Thomas Caldwell, 2013

7 comments

  1. Good review Thomas. Even though I don’t think it’s Woody’s best, I still have to give a lot of credit to him for just letting his ensemble tell the story. Something he rarely does, but works wonders when he allows it.

  2. Possible spoilers below.

    Thomas, This review is simply stunning. It speaks to not only this film, but Woody Allen’s broader directorial career and philosophy. I just want to give a few off-the-cuff comments, as I happened to see the film a little less than a week ago.

    Technically, Blue Jasmine is one of the few films that Allen has shot in 2.35, though the source 35mm format wasn’t done anamorphicly with a Panavision lens, but by using a 3-perf pull-down version of Super-35. So, it’s basically Super 35 without the common headroom of a four-perf academy frame that allows flexible formatting for TV. But Woody has never allowed his films to be reformatted in any way. What theatres that are left using film will get at an anamorphic 2.35 print. And it will be letterboxed to 2.35 on TV.

    Anyway, Allen did use wide-screen on a couple other occasions. The only one that I recall is Manhattan when Gordon Willis was his DP. That was in black & white, an interesting stylistic contrast to the use of color in Jasmine, which you analyze so well. Yet on both occasions, I think he wanted the locales to come across with maximum effect: in Manhattan, it was the grandeur of the city; and in Jasmine- in addition to the Bay Area exteriors–I think he wanted to show the expansiveness of the homes of the wealthy. He shows that both Jasmine’s condominium in New York and the politically aspiring diplomat’s house on the bay–even in their vacant states–are spacious and grand, all in stark contrast to Jasmine’s sister’s apartment, which seemed confining (though it is, after all, still in San Francisco and looked comfy enough for all that).

    You observe the balance of comedy and tragedy in Allen’s work and cite Matchpoint. While I thought that film was well made, for me, Crimes and Misdemeanors presaged it.
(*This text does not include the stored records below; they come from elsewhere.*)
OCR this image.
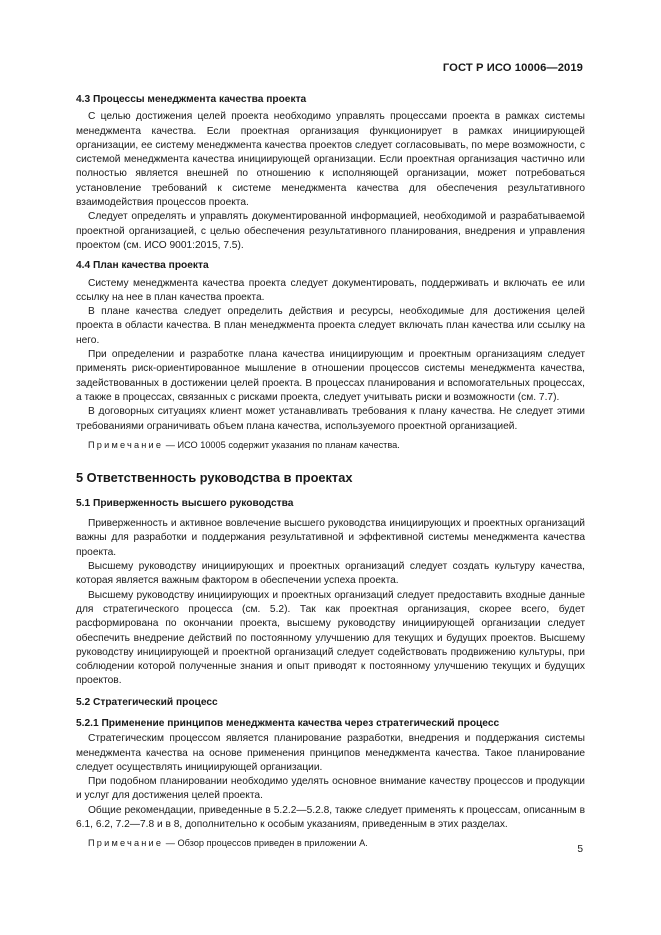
ГОСТ Р ИСО 10006—2019
4.3 Процессы менеджмента качества проекта

С целью достижения целей проекта необходимо управлять процессами проекта в рамках системы менеджмента качества. Если проектная организация функционирует в рамках инициирующей организации, ее систему менеджмента качества проектов следует согласовывать, по мере возможности, с системой менеджмента качества инициирующей организации. Если проектная организация частично или полностью является внешней по отношению к исполняющей организации, может потребоваться установление требований к системе менеджмента качества для обеспечения результативного взаимодействия процессов проекта.

Следует определять и управлять документированной информацией, необходимой и разрабатываемой проектной организацией, с целью обеспечения результативного планирования, внедрения и управления проектом (см. ИСО 9001:2015, 7.5).

4.4 План качества проекта

Систему менеджмента качества проекта следует документировать, поддерживать и включать ее или ссылку на нее в план качества проекта.

В плане качества следует определить действия и ресурсы, необходимые для достижения целей проекта в области качества. В план менеджмента проекта следует включать план качества или ссылку на него.

При определении и разработке плана качества инициирующим и проектным организациям следует применять риск-ориентированное мышление в отношении процессов системы менеджмента качества, задействованных в достижении целей проекта. В процессах планирования и вспомогательных процессах, а также в процессах, связанных с рисками проекта, следует учитывать риски и возможности (см. 7.7).

В договорных ситуациях клиент может устанавливать требования к плану качества. Не следует этими требованиями ограничивать объем плана качества, используемого проектной организацией.

Примечание — ИСО 10005 содержит указания по планам качества.
5 Ответственность руководства в проектах
5.1 Приверженность высшего руководства

Приверженность и активное вовлечение высшего руководства инициирующих и проектных организаций важны для разработки и поддержания результативной и эффективной системы менеджмента качества проекта.

Высшему руководству инициирующих и проектных организаций следует создать культуру качества, которая является важным фактором в обеспечении успеха проекта.

Высшему руководству инициирующих и проектных организаций следует предоставить входные данные для стратегического процесса (см. 5.2). Так как проектная организация, скорее всего, будет расформирована по окончании проекта, высшему руководству инициирующей организации следует обеспечить внедрение действий по постоянному улучшению для текущих и будущих проектов. Высшему руководству инициирующей и проектной организаций следует содействовать продвижению культуры, при соблюдении которой полученные знания и опыт приводят к постоянному улучшению текущих и будущих проектов.

5.2 Стратегический процесс
5.2.1 Применение принципов менеджмента качества через стратегический процесс

Стратегическим процессом является планирование разработки, внедрения и поддержания системы менеджмента качества на основе применения принципов менеджмента качества. Такое планирование следует осуществлять инициирующей организации.

При подобном планировании необходимо уделять основное внимание качеству процессов и продукции и услуг для достижения целей проекта.

Общие рекомендации, приведенные в 5.2.2—5.2.8, также следует применять к процессам, описанным в 6.1, 6.2, 7.2—7.8 и в 8, дополнительно к особым указаниям, приведенным в этих разделах.

Примечание — Обзор процессов приведен в приложении А.
5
The execution of the main crime in that film is never actually seen, only its chilling aftermath, and is, in a way, more horrible because Allen leaves it to our imaginations. The endings are similar. You hear the Landau character at the end describing his proposed screen play where the villain in his film gets off scott-free, and, “goes back to his life of wealth and privilege.” It’s one of the most disturbing scenes in Allen’s entire opus, Meanwhile, intercut through all that is Woody as the hapless documentary film maker. I think of Crimes and Misdemeanors always as two films standing alone, yet they intertwine so beautifully.

    We’re getting a rather violent tropical thunderstorm, so I better log off before I lose all this. Thanks for one of your most thought-provoking reviews. Tom

  3. Excellent review, Caldwell. A really good analysis of Allen’s preoccupations. He is quite right to be focussed on self-delusion and its effects on individuals at any point in space and time [history and geography!]. The beliefs of anyone who has ever existed and of course who currently exists, is entirely an accident of their history and geography – starting with where and when they happened to be born.

    Really looking forward to Allen’s treatment of these themes.

  4. Thanks for the thoughtful review, though you somewhat understate the phenomenal performance by Cate Blanchett; it would be a much weaker film without her fearless, raw portrayal of an unraveling mind. The supporting ensemble are all excellent as well (including Alec Baldwin, whose ‘charm’ and smugness finally works in his favour).
    Yes this film definitely recalls the overlooked Melinda and Melinda, Matchpoint and (as commented above) the masterful Crimes and Misdemeanors.

  5. Alfred Hitchcock was visible in the film on the cover of a book showing his famous silhouette drawing, and his name, up on the book shelves in the room where Jasmine met Dwight.

    On something completely different … I wondered about the licence plate of Dwight’s car which was so ostentably shown several times. It had the letters PCI in it, and if I my memory works correctly, read in full “61PCI1967”. Does that say anybody anything?